We repeated our analysis using repeat annotations from Tandem Repeats Finder (TRF, a.k.a. simpleRepeat.txt) [25]. TRF annotates fewer repeats than tantan (Supplementary Figure S4A), however, the proportion of triplet repeat sequences is similar (Supplementary Figure S4B). Numbers of intersections between these annotations were calculated using bedtools v2.27.1 (Supplementary Table S2). We analyzed disease-associated CAG and GGC repeats, and observed similar results to tantan-annotated repeats (Supplementary Figure S5: CAG, S6: GGC, S7: AAAAT).
Next, we tested if polymorphic disease-associated tandem repeats are correlated with reported GWAS SNPs. We tested ATXN3 and GLS disease-associated repeats because they are highly polymorphic among disease-associated CAG repeats.
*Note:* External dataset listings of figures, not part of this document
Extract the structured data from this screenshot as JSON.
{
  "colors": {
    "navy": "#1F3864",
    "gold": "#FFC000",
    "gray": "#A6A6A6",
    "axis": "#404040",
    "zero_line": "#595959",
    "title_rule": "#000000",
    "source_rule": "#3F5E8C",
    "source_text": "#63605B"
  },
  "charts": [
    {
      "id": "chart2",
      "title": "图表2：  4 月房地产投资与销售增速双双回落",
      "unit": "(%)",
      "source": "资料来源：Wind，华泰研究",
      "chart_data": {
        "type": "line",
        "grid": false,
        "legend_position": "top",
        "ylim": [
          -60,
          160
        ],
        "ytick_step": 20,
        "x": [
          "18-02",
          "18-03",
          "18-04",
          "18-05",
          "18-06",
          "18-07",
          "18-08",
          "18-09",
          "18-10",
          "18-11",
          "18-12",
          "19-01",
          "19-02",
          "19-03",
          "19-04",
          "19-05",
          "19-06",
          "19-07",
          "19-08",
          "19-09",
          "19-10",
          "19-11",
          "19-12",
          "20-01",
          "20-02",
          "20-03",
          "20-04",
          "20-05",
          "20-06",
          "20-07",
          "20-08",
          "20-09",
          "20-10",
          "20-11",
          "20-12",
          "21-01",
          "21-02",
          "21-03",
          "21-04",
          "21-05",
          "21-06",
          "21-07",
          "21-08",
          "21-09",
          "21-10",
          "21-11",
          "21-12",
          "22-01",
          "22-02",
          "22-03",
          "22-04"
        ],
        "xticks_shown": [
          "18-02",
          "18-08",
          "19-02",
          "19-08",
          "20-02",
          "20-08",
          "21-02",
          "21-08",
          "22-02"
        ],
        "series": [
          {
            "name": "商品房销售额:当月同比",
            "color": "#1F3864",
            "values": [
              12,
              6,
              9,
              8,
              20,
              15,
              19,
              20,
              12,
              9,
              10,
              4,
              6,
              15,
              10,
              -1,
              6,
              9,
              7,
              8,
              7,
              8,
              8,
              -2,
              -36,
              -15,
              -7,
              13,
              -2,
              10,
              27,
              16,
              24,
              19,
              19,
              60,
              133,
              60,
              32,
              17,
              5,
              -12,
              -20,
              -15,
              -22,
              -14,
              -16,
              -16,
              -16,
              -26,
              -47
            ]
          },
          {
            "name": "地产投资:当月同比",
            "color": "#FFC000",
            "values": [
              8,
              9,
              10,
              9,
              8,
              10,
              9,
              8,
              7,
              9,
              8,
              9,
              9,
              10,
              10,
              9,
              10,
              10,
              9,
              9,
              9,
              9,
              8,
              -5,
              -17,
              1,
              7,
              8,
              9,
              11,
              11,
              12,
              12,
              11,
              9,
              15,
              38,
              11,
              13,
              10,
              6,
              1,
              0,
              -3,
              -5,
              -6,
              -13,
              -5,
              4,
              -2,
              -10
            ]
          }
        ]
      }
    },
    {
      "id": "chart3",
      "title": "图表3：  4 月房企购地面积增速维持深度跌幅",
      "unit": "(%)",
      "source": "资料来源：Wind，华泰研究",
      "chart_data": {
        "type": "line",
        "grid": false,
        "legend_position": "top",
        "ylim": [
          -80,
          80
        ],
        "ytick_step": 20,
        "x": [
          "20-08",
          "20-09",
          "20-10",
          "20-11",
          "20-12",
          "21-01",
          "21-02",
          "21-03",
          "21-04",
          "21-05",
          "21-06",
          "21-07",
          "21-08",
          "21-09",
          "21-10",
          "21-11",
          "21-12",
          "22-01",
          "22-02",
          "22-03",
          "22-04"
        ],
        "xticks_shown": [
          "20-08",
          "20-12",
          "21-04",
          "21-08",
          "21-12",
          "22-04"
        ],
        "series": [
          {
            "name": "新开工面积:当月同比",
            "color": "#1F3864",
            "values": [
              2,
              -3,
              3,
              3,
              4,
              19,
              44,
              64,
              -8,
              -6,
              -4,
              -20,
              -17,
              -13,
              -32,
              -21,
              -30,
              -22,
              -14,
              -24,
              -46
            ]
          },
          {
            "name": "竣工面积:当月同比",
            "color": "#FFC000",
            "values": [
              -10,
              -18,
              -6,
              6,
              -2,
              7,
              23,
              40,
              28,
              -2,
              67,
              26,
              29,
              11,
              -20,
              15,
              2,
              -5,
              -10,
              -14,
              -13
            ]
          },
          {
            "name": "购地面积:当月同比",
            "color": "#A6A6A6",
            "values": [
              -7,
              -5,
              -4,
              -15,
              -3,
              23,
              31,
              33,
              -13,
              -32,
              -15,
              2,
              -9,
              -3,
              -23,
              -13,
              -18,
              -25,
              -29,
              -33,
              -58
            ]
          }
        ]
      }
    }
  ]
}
These repeats have two (rs12588287: coronary artery calcification [26], rs10143310: ALS [27]) and one (rs4853525: reticulocyte count [28]) near-by GWAS SNPs (< 10 kb) [22], respectively. Due to the limited coverage and read length, we could obtain genotypes in most but not all of the 21 cases (Supplementary Table S3). In each case, one of the two SNP alleles is significantly (p < 0.05, unpaired t-test) associated with longer repeats (Supplementary Figure S8). Risk alleles tend to occur with shorter repeats for two SNPs: rs4853525-C and rs12588287-T. Risk allele for rs10143310 is not available [27]. This merits further investigation by genotyping a larger number of individuals.
Finally, we listed highly polymorphic repeats (IQR > = 5) which have very near GWAS signals (< 100 bp) from a GWAS catalog [22] (Table S4). We found an interesting candidate, an intronic repeat in the CLN8 gene: a SNP within this repeat (rs11986414) and a near-by SNP (rs4875960) are reported to be associated with severity of Gaucher syndrome [29]. It is an intriguing possibility that this repeat genuinely acts as a driver of the GWAS signals and affects the disease severity. We found that the A genotypes of these two SNPs are correlated with shorter repeat (Supplementary Figure S9). It would be interesting to investigate functional consequences of changing these repeats. These speculative examples need further association studies targeting near-by tandem repeats together with functional studies to elucidate the mechanistic relation to the phenotype.